A Chechen source in the Federal Security service (FSB) had claimed on June 27 that Umarov was injured in March when his group came under attack in Ingushetia's Sunzha district. Umarov then travelled in April to Turkey, according to the source, where he spent a month receiving medical care, including treatment for frostbitten feet.

Umarov returned to Russia "several weeks ago" and convened a meeting of his top commanders in Jeyrakh, which borders on Georgia, the FSB source went on. He said Umarov "may" still be in Jeyrakh, or in the forested uplands on the border between Sunzha and the neighboring Chechen district of Achkhoi-Martan.

The FSB official claimed to have intelligence indicating that Umarov's jihadis are planning a series of high-profile terrorist attacks in Stavropol Krai and Astrakhan Oblast soon.
They're always planning high profile terrorist attacks...
This account of Umarov's travels since late March fails to convince on several counts. First, Umarov telephoned RFE/RL's North Caucasus Service on April 7 and rejected as false persistent Russian media reports that he was either dead or terminally ill.

Second, on May 12, when Umarov was purportedly still hospitalized in Turkey, his official website reported that he was in Chechnya, and had convened a meeting "a little over a week ago" with several Chechen local commanders.

At the same time, Umarov has not delivered on the veiled threat he made during his phone call to RFE/RL that "they [presumably meaning the Russian authorities] will be hearing from me soon."
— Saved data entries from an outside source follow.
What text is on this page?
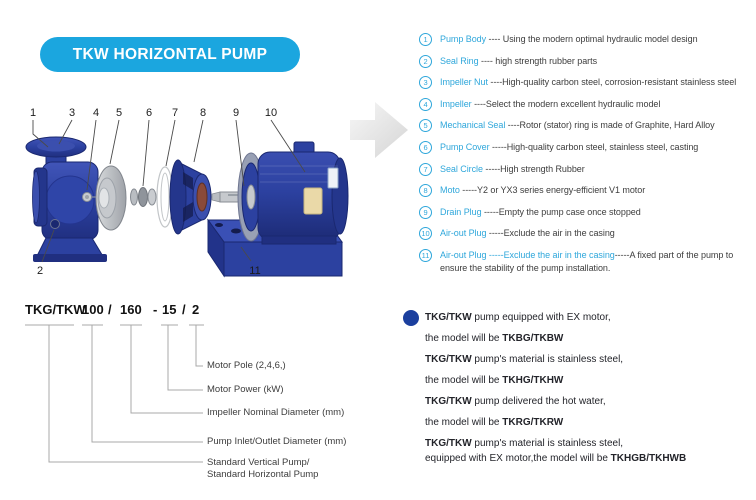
TKW HORIZONTAL PUMP
1	3 4 5 6 7 8 9 10
2	11
1	Pump Body ---- Using the modern optimal hydraulic model design
2	Seal Ring ---- high strength rubber parts
3	Impeller Nut ----High-quality carbon steel, corrosion-resistant stainless steel
4	Impeller ----Select the modern excellent hydraulic model
5	Mechanical Seal ----Rotor (stator) ring is made of Graphite, Hard Alloy
6	Pump Cover -----High-quality carbon steel, stainless steel, casting
7	Seal Circle -----High strength Rubber
8	Moto -----Y2 or YX3 series energy-efficient V1 motor
9	Drain Plug -----Empty the pump case once stopped
10 Air-out Plug -----Exclude the air in the casing
11 Air-out Plug -----Exclude the air in the casing-----A fixed part of the pump to ensure the stability of the pump installation.
TKG/TKW
100 / 160 - 15 / 2
Motor Pole (2,4,6,)
Motor Power (kW)
Impeller Nominal Diameter (mm)
Pump Inlet/Outlet Diameter (mm)
Standard Vertical Pump/
Standard Horizontal Pump

TKG/TKW pump equipped with EX motor,
the model will be TKBG/TKBW

TKG/TKW pump's material is stainless steel,
the model will be TKHG/TKHW

TKG/TKW pump delivered the hot water,
the model will be TKRG/TKRW

TKG/TKW pump's material is stainless steel,
equipped with EX motor,the model will be TKHGB/TKHWB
A planned suicide attack in Grozny in late April by two young fighters tied to Umarov was averted by a counter-terror operation in which the two men reportedly blew themselves up after running out of ammunition.

The failure to launch follow-up operations over the ensuing two months leaves doubts about the resources and personnel at Umarov's disposal, although he himself declared in an interview that "we are not in any hurry."

By contrast, the Chechen jihadis who split with Umarov last summer have staged as many as 15 attacks on pro-Moscow Chechen forces since May 1 (one every five-six days on average), in which up to 14 pro-Moscow police and security personnel have been killed and 49 wounded. All but three of those attacks were in the south or south-west, the theater of operations of veteran leader Tarhan Gaziev.